I can't believe our kids will not get pretty sick of the music of our lives, because of the ubiquity. What lullabies do mothers croon to their children these days? Brahms? I'd be surprised and if one does, she probably does not know that it is Brahms. One young mother told me her child slept better with rock music playing than with the classical cd her parents (being good grandparents) had bought. I said the kid slept to get away from the racket, as they fall asleep when the vacuum cleaner is running.


As to Steyn's examples: P.G. Wodehouse also wrote "Bongo, it's on the Congo, and Oh Boy, what a spot. Quite full of things delightful, and few that are not." for Sitting Pretty, one of his best collaborations with Kern. It is a lovely musical and my daughter's favorite, but it is NOT deep in any sense, lyrically nor musically. I get sick of hearing it, while being grateful that it is preferred to the radio.
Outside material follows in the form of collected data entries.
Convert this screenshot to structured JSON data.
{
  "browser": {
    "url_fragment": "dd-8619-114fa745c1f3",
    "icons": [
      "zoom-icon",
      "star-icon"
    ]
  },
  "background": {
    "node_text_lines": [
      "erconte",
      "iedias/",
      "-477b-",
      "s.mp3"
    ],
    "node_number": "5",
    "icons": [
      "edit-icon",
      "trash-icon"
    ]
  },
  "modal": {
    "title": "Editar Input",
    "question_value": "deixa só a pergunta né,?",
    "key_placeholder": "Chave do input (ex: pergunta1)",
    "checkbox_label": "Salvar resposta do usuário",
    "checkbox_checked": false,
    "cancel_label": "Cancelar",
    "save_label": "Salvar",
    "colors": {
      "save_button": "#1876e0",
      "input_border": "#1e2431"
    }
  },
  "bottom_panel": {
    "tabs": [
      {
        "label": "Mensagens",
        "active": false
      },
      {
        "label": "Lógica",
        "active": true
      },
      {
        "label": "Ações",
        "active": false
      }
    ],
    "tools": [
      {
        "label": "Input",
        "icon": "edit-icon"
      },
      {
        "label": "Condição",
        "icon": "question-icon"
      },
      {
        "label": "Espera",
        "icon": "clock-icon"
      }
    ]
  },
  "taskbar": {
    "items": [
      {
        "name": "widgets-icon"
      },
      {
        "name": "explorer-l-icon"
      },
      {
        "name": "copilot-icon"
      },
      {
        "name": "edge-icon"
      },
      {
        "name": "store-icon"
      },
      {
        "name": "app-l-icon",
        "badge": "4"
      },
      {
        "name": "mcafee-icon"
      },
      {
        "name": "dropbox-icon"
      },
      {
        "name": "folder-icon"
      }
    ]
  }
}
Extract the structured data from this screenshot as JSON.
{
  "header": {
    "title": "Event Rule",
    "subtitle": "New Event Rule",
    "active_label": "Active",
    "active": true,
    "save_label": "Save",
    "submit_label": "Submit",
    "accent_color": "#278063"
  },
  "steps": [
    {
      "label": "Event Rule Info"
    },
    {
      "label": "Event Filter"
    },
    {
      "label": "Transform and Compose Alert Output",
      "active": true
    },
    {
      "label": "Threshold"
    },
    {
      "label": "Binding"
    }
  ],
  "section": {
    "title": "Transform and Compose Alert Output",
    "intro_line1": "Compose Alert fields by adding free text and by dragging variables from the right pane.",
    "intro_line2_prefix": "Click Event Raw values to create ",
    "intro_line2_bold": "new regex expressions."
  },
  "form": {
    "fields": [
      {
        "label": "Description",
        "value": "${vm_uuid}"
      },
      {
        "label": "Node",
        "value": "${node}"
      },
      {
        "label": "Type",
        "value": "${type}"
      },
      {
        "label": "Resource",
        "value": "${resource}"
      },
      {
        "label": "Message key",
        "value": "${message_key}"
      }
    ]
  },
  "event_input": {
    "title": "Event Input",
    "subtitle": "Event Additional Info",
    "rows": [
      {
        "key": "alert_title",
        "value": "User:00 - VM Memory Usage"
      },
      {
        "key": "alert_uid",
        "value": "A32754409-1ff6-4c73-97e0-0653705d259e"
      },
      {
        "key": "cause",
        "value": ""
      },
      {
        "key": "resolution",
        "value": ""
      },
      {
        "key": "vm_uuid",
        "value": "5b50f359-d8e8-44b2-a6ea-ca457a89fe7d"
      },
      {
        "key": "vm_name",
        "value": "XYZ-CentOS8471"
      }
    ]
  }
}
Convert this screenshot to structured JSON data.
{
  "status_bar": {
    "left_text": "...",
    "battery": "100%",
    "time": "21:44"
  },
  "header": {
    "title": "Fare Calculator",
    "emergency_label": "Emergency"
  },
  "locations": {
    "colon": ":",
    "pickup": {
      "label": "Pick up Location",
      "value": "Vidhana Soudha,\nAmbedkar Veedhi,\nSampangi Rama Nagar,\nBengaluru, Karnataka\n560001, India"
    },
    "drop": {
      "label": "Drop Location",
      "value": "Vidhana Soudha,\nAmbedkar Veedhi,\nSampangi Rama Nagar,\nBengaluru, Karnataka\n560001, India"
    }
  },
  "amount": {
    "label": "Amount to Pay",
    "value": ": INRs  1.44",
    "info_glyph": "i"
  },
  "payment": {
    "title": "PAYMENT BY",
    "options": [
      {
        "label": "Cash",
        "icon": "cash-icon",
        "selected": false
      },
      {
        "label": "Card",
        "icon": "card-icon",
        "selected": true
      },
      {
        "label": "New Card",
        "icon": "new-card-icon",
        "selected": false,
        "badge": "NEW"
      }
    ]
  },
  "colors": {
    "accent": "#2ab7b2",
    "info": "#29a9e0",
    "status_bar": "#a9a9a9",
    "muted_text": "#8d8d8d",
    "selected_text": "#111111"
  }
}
As to appreciating food, hunger, being or having been truly hungry, makes for the appreciation of food in any form.

I recommend that you read Tyler Cowen's In Praise of Commercial Culture.

I think any serious discussion of music should take into account the dominance of music in modernity, think MP3's, CD's HD radio, AM, FM radio...satellite radio...There is just so much music...it is unreal. I have no clue how much "music" the average american owns but I do know that it is tremendous. In my opinion if the american mind is closed in regards to music it only makes sense to say that it is closed to the consideration that music might not be worth accumulating/listening to. How many CD's do you own? 100? 1000? 10,000? How many times do you have to recharge your ipod before a song would be repeated? 1? 2? 20? 200?

Burning CD's is a national passtime.

I know that some of you have given up on Telivision, I have given up on music. I decided not to recharge my Ipod and opted for a functional phone that doesn't play MP3's. I don't dislike music per se, I don't think it evil. I just decided to quit idolizing it. My quality of life hasn't noticeably declined...perhaps when I am hungry again I will tune in.

In my opinion Classical music owes its beauty to an age when listening to music was an eventfull thing. My guess is that three quaters of all americans have more classical music ready to hand nowadays than they even had previously... Mostly it comes pre-packaged on MP3's and Ipod's...just to test this out I went to a friend of mine who worships mostly metal and rap music only to discover that he owned at least 150 CD's of classical music (albeit, in a total collection of over 30k). What does it say about music in america when one has to express Cd's each containing 3-25 songs in thousands?

What you say, JL is very thoughtful and thought compelling. I think there is something to it. Music has become too cheap . . . maybe. But is that in some tension with what you said above? Just a question, because I can't think about it too much now . . . have to run.

His name's Dick Cox. Huh-huh. Huh-huh.

Rock music's useful when you need rhythm.


Classical's better for times when you don't.


I love my Ipod for what is not on it.

Smooth without roughness, that's what I want.